Finding Filipino Fishermen: Infrastructure, Institutions and Illegibility in the Deployment of Sea-Based Labour in the Philippines

Hazel Dizon, Work at Sea Project, York Centre for Asian Research, York University; Philip Kelly, Faculty of Environmental and Urban Change, York University

Panel

Work at Sea: Regional and Global Perspective on Southeast Asian Migrant Workers in Industrial Fishing - Recruitment, Migration, Reproduction

Abstract

Among the millions of overseas workers deployed from the Philippines each year, a small and easily-overlooked contingent supply the crews of fishing vessels engaged in deep sea operations in international waters. Official figures (undoubtedly therefore an underestimate) suggest that approximately 7,000 Filipino men are sent every year to work on such fishing fleets—many of them based out of Taiwan. Of all the possible deployments for Overseas Filipino Workers, these fishing vessels are perhaps the most inherently dangerous workplaces and involve labour relations that are the most open to abuse. While labour conditions in the fishing industry have been widely assessed and criticized, much less is known concerning what Xiang and Lindquist (2014, 122) call the “migration infrastructure”—“the systematically interlinked technologies, institutions, and actors that facilitate and condition mobility”—which in this case serves to record, recruit, train, deploy and regulate such workers. Using administrative data collected by the Philippine Overseas Employment Administration, and interviews with government officials, NGOs, manning agencies, and training institutions, this paper seeks to develop an understanding of the infrastructure that delivers labour from the Philippines to Asian (and especially Taiwanese) fishing vessels.

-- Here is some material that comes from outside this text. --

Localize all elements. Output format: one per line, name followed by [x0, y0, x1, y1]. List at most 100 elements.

Ultimately, however, our goal is to understand what aspects of recruitment practices, training, workers’ experiences, and the actions of employers are made legible through data collection to the authorities tasked with protecting workers. And, conversely, which aspects of practices in the industry that supplies labour, and the industry that supplies fish, are rendered invisible to regulatory authorities.